A story, not a synopsis
Each checkpoint is written as the next paragraph of one ongoing chapter, not a standalone bullet list. Concatenated, the recap reads as a single unbroken narrative — which keeps the model's continuation in tone, instead of feeling like it's reading meeting minutes.
Branch-aware
Pyre's chats branch: you can re-roll replies and rewrite your own turns without destroying the timeline that followed. Memory respects that. Each checkpoint is fingerprinted to the branch it was taken on:
- Re-rolling a past message invalidates checkpoints for the new branch, but they stay valid on the original branch when you navigate back.
- Stale checkpoints from abandoned branches sit harmless and hidden.
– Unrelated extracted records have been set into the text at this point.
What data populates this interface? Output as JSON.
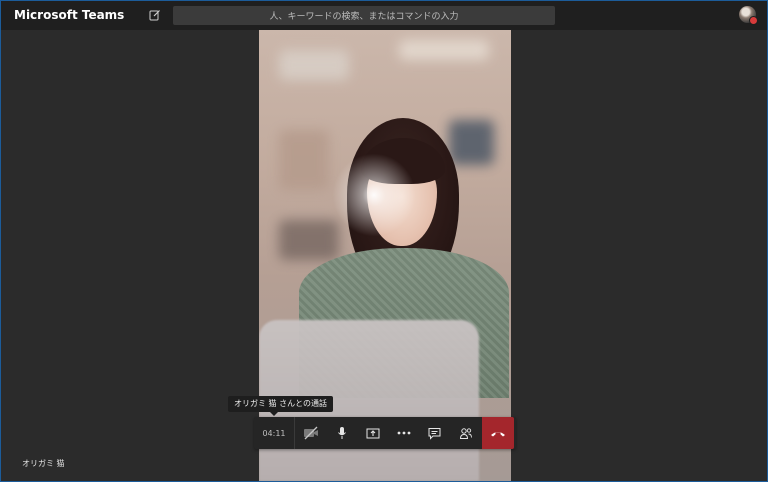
{
  "app": {
    "title": "Microsoft Teams"
  },
  "search": {
    "placeholder": "人、キーワードの検索、またはコマンドの入力"
  },
  "call": {
    "tooltip": "オリガミ 猫 さんとの通話",
    "timer": "04:11",
    "controls": [
      {
        "name": "camera-off",
        "label": "camera"
      },
      {
        "name": "microphone",
        "label": "mic"
      },
      {
        "name": "share-screen",
        "label": "share"
      },
      {
        "name": "more-options",
        "label": "more"
      },
      {
        "name": "chat",
        "label": "chat"
      },
      {
        "name": "participants",
        "label": "people"
      },
      {
        "name": "hang-up",
        "label": "end"
      }
    ]
  },
  "participant": {
    "name": "オリガミ 猫"
  },
  "colors": {
    "accent_hangup": "#a4262c",
    "presence_busy": "#d83b3b",
    "titlebar": "#1f1f1f",
    "stage": "#2b2b2b"
  }
}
So your recap always reflects the timeline you're actually playing — not a tangle of every path you explored.
Staying in control
| Action | What it does |
|---|---|
| Summarise now | Generate a checkpoint immediately, even with auto-summarize off. |
| Retry (per checkpoint) | Regenerate a single summary you didn't like. |
| Edit | Adjust a checkpoint's text by hand. |
| Delete | Remove an individual checkpoint, or wipe all of them. |
| Per-chat toggle | Turn memory on or off for one specific chat. |
You can also tune the summary prompt template and the recap's length budget.
When something goes wrong, you'll know
If the summarizer hits a provider error (an auth failure, a timeout, an empty reply), Pyre surfaces it instead of silently giving up — so you can fix the root cause (often the model or key) rather than wondering why memory stopped.
Memory vs the other state tools
LTM is the narrative memory — the prose recap. If you also want structured state (locations, inventory, relationship beats tracked as fields) or authorial direction (planned story beats), those are separate, optional tools:
- Live Sheet — a structured, auto-updating state panel.
- Script — story-direction beats you want the model to steer toward.